Friday, January 24, 2014

Alzheimer’s & dementia prevention pillar #4: Quality sleep


Your brain needs regular, restful sleep in order to function at optimum capacity. Sleep deprivation not only leaves you cranky and tired, but impairs your ability to think, problem-solve, and process, store, and recall information. Deep, dreamy sleep is critical for memory formation and retention. If nightly sleep deprivation is slowing your thinking and affecting your mood, you may be at greater risk of developing symptoms of Alzheimer’s disease. The vast majority of adults need at least 8 hours of sleep per night. Any less, and productivity and creativity suffers.

Tips to help you combat insomnia and catch up on your Z’s

  • Establish a regular sleep schedule. Going to bed and getting up at the same time reinforces your natural circadian rhythms. Your brain’s clock responds to regularity.
  • Be smart about napping. While taking a nap can be a great way to recharge, especially for older adults, it can make insomnia worse.
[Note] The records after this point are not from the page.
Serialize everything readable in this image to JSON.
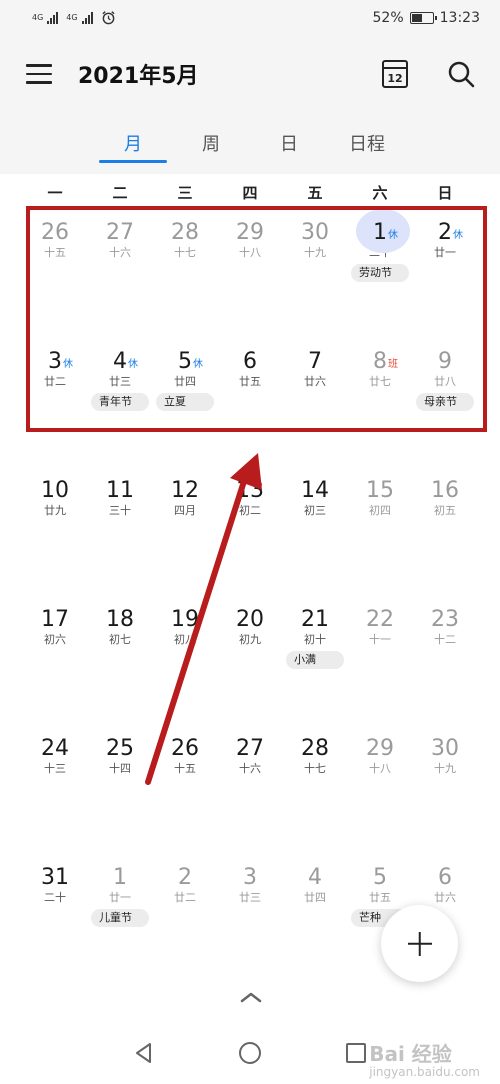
{
  "status_bar": {
    "network_1": "4G",
    "network_2": "4G",
    "battery_percent": "52%",
    "battery_level": 0.52,
    "time": "13:23"
  },
  "app_bar": {
    "title": "2021年5月",
    "calendar_icon_day": "12"
  },
  "tabs": [
    {
      "label": "月",
      "active": true
    },
    {
      "label": "周",
      "active": false
    },
    {
      "label": "日",
      "active": false
    },
    {
      "label": "日程",
      "active": false
    }
  ],
  "weekdays": [
    "一",
    "二",
    "三",
    "四",
    "五",
    "六",
    "日"
  ],
  "weeks": [
    [
      {
        "day": "26",
        "lunar": "十五",
        "dim": true
      },
      {
        "day": "27",
        "lunar": "十六",
        "dim": true
      },
      {
        "day": "28",
        "lunar": "十七",
        "dim": true
      },
      {
        "day": "29",
        "lunar": "十八",
        "dim": true
      },
      {
        "day": "30",
        "lunar": "十九",
        "dim": true
      },
      {
        "day": "1",
        "lunar": "二十",
        "badge": "休",
        "badge_type": "rest",
        "today": true
      },
      {
        "day": "2",
        "lunar": "廿一",
        "badge": "休",
        "badge_type": "rest"
      }
    ],
    [
      {
        "day": "3",
        "lunar": "廿二",
        "badge": "休",
        "badge_type": "rest"
      },
      {
        "day": "4",
        "lunar": "廿三",
        "badge": "休",
        "badge_type": "rest"
      },
      {
        "day": "5",
        "lunar": "廿四",
        "badge": "休",
        "badge_type": "rest"
      },
      {
        "day": "6",
        "lunar": "廿五"
      },
      {
        "day": "7",
        "lunar": "廿六"
      },
      {
        "day": "8",
        "lunar": "廿七",
        "badge": "班",
        "badge_type": "work",
        "weekend": true
      },
      {
        "day": "9",
        "lunar": "廿八",
        "weekend": true
      }
    ],
    [
      {
        "day": "10",
        "lunar": "廿九"
      },
      {
        "day": "11",
        "lunar": "三十"
      },
      {
        "day": "12",
        "lunar": "四月"
      },
      {
        "day": "13",
        "lunar": "初二"
      },
      {
        "day": "14",
        "lunar": "初三"
      },
      {
        "day": "15",
        "lunar": "初四",
        "weekend": true
      },
      {
        "day": "16",
        "lunar": "初五",
        "weekend": true
      }
    ],
    [
      {
        "day": "17",
        "lunar": "初六"
      },
      {
        "day": "18",
        "lunar": "初七"
      },
      {
        "day": "19",
        "lunar": "初八"
      },
      {
        "day": "20",
        "lunar": "初九"
      },
      {
        "day": "21",
        "lunar": "初十"
      },
      {
        "day": "22",
        "lunar": "十一",
        "weekend": true
      },
      {
        "day": "23",
        "lunar": "十二",
        "weekend": true
      }
    ],
    [
      {
        "day": "24",
        "lunar": "十三"
      },
      {
        "day": "25",
        "lunar": "十四"
      },
      {
        "day": "26",
        "lunar": "十五"
      },
      {
        "day": "27",
        "lunar": "十六"
      },
      {
        "day": "28",
        "lunar": "十七"
      },
      {
        "day": "29",
        "lunar": "十八",
        "weekend": true
      },
      {
        "day": "30",
        "lunar": "十九",
        "weekend": true
      }
    ],
    [
      {
        "day": "31",
        "lunar": "二十"
      },
      {
        "day": "1",
        "lunar": "廿一",
        "dim": true
      },
      {
        "day": "2",
        "lunar": "廿二",
        "dim": true
      },
      {
        "day": "3",
        "lunar": "廿三",
        "dim": true
      },
      {
        "day": "4",
        "lunar": "廿四",
        "dim": true
      },
      {
        "day": "5",
        "lunar": "廿五",
        "dim": true
      },
      {
        "day": "6",
        "lunar": "廿六",
        "dim": true
      }
    ]
  ],
  "holidays": [
    {
      "week": 0,
      "col": 5,
      "span": 1,
      "label": "劳动节"
    },
    {
      "week": 1,
      "col": 1,
      "span": 1,
      "label": "青年节"
    },
    {
      "week": 1,
      "col": 2,
      "span": 1,
      "label": "立夏"
    },
    {
      "week": 1,
      "col": 6,
      "span": 1,
      "label": "母亲节"
    },
    {
      "week": 3,
      "col": 4,
      "span": 1,
      "label": "小满"
    },
    {
      "week": 5,
      "col": 1,
      "span": 1,
      "label": "儿童节"
    },
    {
      "week": 5,
      "col": 5,
      "span": 1,
      "label": "芒种"
    }
  ],
  "watermark": {
    "brand": "Bai 经验",
    "url": "jingyan.baidu.com"
  },
  "colors": {
    "accent": "#1a7ee6",
    "annotation": "#b81c1c",
    "today_circle": "#dde3fb",
    "work_badge": "#e34b3a"
  }
}
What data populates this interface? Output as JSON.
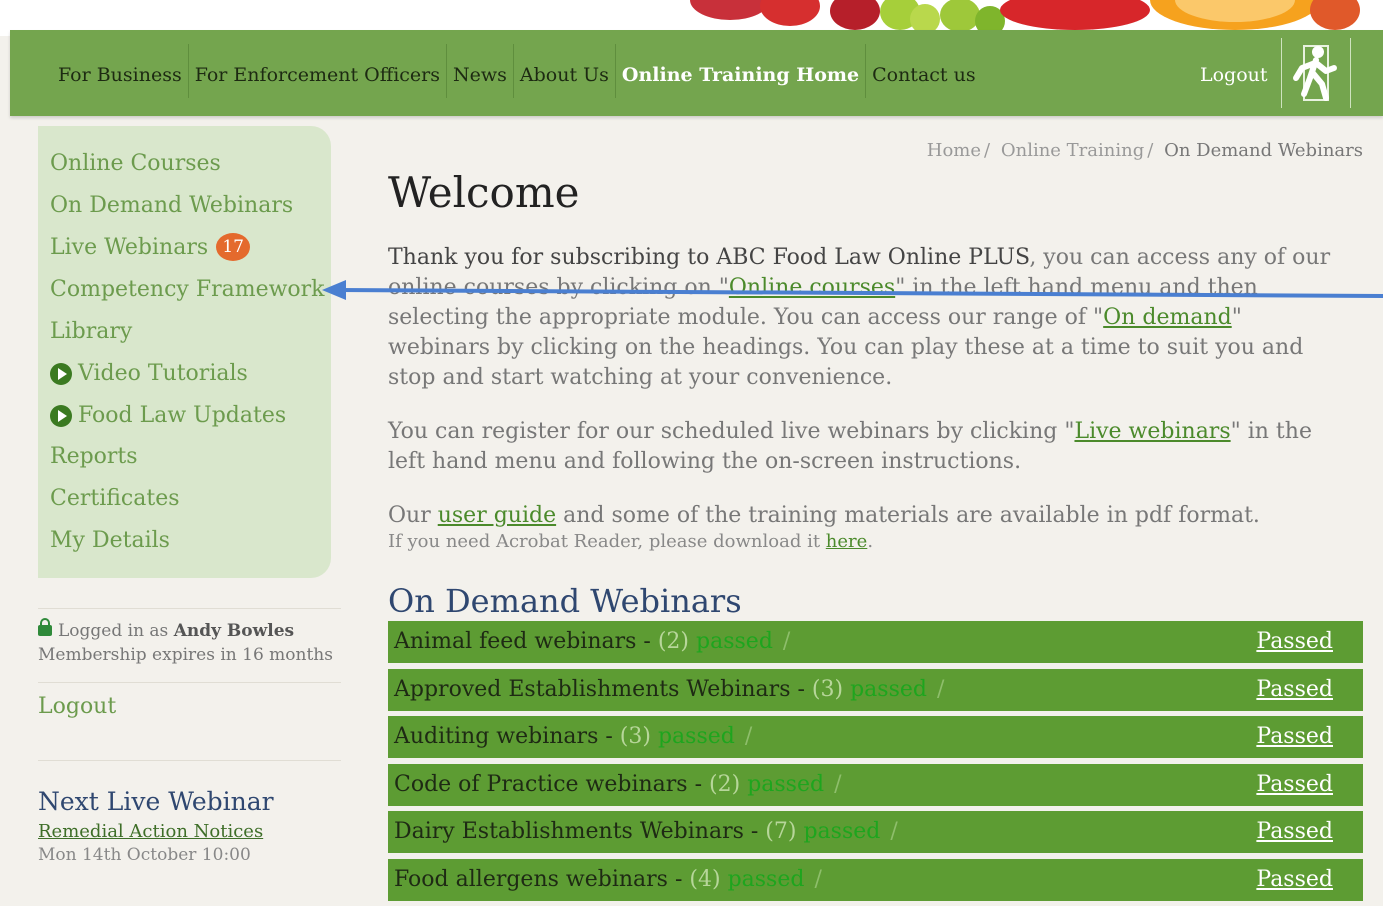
{
  "nav": {
    "items": [
      {
        "label": "For Business",
        "active": false
      },
      {
        "label": "For Enforcement Officers",
        "active": false
      },
      {
        "label": "News",
        "active": false
      },
      {
        "label": "About Us",
        "active": false
      },
      {
        "label": "Online Training Home",
        "active": true
      },
      {
        "label": "Contact us",
        "active": false
      }
    ],
    "logout_label": "Logout"
  },
  "sidebar": {
    "items": [
      {
        "label": "Online Courses"
      },
      {
        "label": "On Demand Webinars"
      },
      {
        "label": "Live Webinars",
        "badge": "17"
      },
      {
        "label": "Competency Framework"
      },
      {
        "label": "Library"
      },
      {
        "label": "Video Tutorials",
        "icon": "play-circle-icon"
      },
      {
        "label": "Food Law Updates",
        "icon": "play-circle-icon"
      },
      {
        "label": "Reports"
      },
      {
        "label": "Certificates"
      },
      {
        "label": "My Details"
      }
    ],
    "login": {
      "prefix": "Logged in as",
      "user": "Andy Bowles",
      "expiry": "Membership expires in 16 months"
    },
    "logout_label": "Logout",
    "next_webinar": {
      "title": "Next Live Webinar",
      "link": "Remedial Action Notices",
      "date": "Mon 14th October 10:00"
    }
  },
  "breadcrumb": [
    "Home",
    "Online Training",
    "On Demand Webinars"
  ],
  "main": {
    "title": "Welcome",
    "p1": {
      "bold": "Thank you for subscribing to ABC Food Law Online PLUS",
      "t1": ", you can access any of our online courses by clicking on \"",
      "link1": "Online courses",
      "t2": "\" in the left hand menu and then selecting the appropriate module. You can access our range of \"",
      "link2": "On demand",
      "t3": "\" webinars by clicking on the headings. You can play these at a time to suit you and stop and start watching at your convenience."
    },
    "p2": {
      "t1": "You can register for our scheduled live webinars by clicking \"",
      "link": "Live webinars",
      "t2": "\" in the left hand menu and following the on-screen instructions."
    },
    "p3": {
      "t1": "Our ",
      "link": "user guide",
      "t2": " and some of the training materials are available in pdf format."
    },
    "p4": {
      "t1": "If you need Acrobat Reader, please download it ",
      "link": "here",
      "t2": "."
    },
    "section_title": "On Demand Webinars",
    "webinars": [
      {
        "name": "Animal feed webinars",
        "count": "(2)",
        "passed": "passed",
        "status": "Passed"
      },
      {
        "name": "Approved Establishments Webinars",
        "count": "(3)",
        "passed": "passed",
        "status": "Passed"
      },
      {
        "name": "Auditing webinars",
        "count": "(3)",
        "passed": "passed",
        "status": "Passed"
      },
      {
        "name": "Code of Practice webinars",
        "count": "(2)",
        "passed": "passed",
        "status": "Passed"
      },
      {
        "name": "Dairy Establishments Webinars",
        "count": "(7)",
        "passed": "passed",
        "status": "Passed"
      },
      {
        "name": "Food allergens webinars",
        "count": "(4)",
        "passed": "passed",
        "status": "Passed"
      }
    ]
  },
  "colors": {
    "nav_green": "#74a54e",
    "row_green": "#5d9c33",
    "sidebar_bg": "#d9e7cc",
    "badge": "#e46a2d",
    "title_blue": "#2f4770",
    "arrow": "#4a7fd1"
  }
}
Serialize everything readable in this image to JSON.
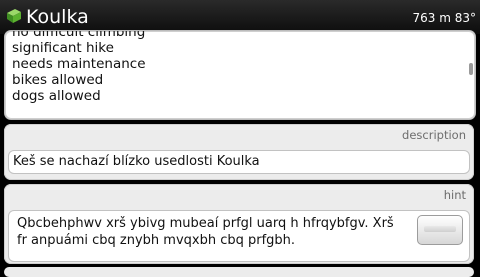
{
  "header": {
    "title": "Koulka",
    "status_readout": "763 m 83°",
    "icon": "cache-box-icon",
    "accent_color": "#5bb12f"
  },
  "attributes": {
    "items": [
      "no difficult climbing",
      "significant hike",
      "needs maintenance",
      "bikes allowed",
      "dogs allowed"
    ]
  },
  "description": {
    "label": "description",
    "text": "Keš se nachazí blízko usedlosti Koulka"
  },
  "hint": {
    "label": "hint",
    "text": "Qbcbehphwv xrš ybivg mubeaí prfgl uarq h hfrqybfgv. Xrš fr anpuámi cbq znybh mvqxbh cbq prfgbh.",
    "button_icon": "decode-hint-icon"
  }
}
If insomnia is a problem for you, consider eliminating napping. If you must nap, do it in the early afternoon, and limit it to thirty minutes.
  • Set the mood. Reserve your bed for sleep and sex, and ban television and computers from the bedroom (both are stimulating and may lead to difficulties falling asleep).
  • Create a relaxing bedtime ritual. Take a hot bath, do some light stretches, write in your journal, or dim the lights. As it becomes habit, your nightly ritual will send a powerful signal to your brain that it’s time for deep restorative sleep.
  • Quiet your inner chatter. When stress, anxiety, or negative internal dialogues keep you awake, get out of bed. Try reading or relaxing in another room for twenty minutes then hop back in.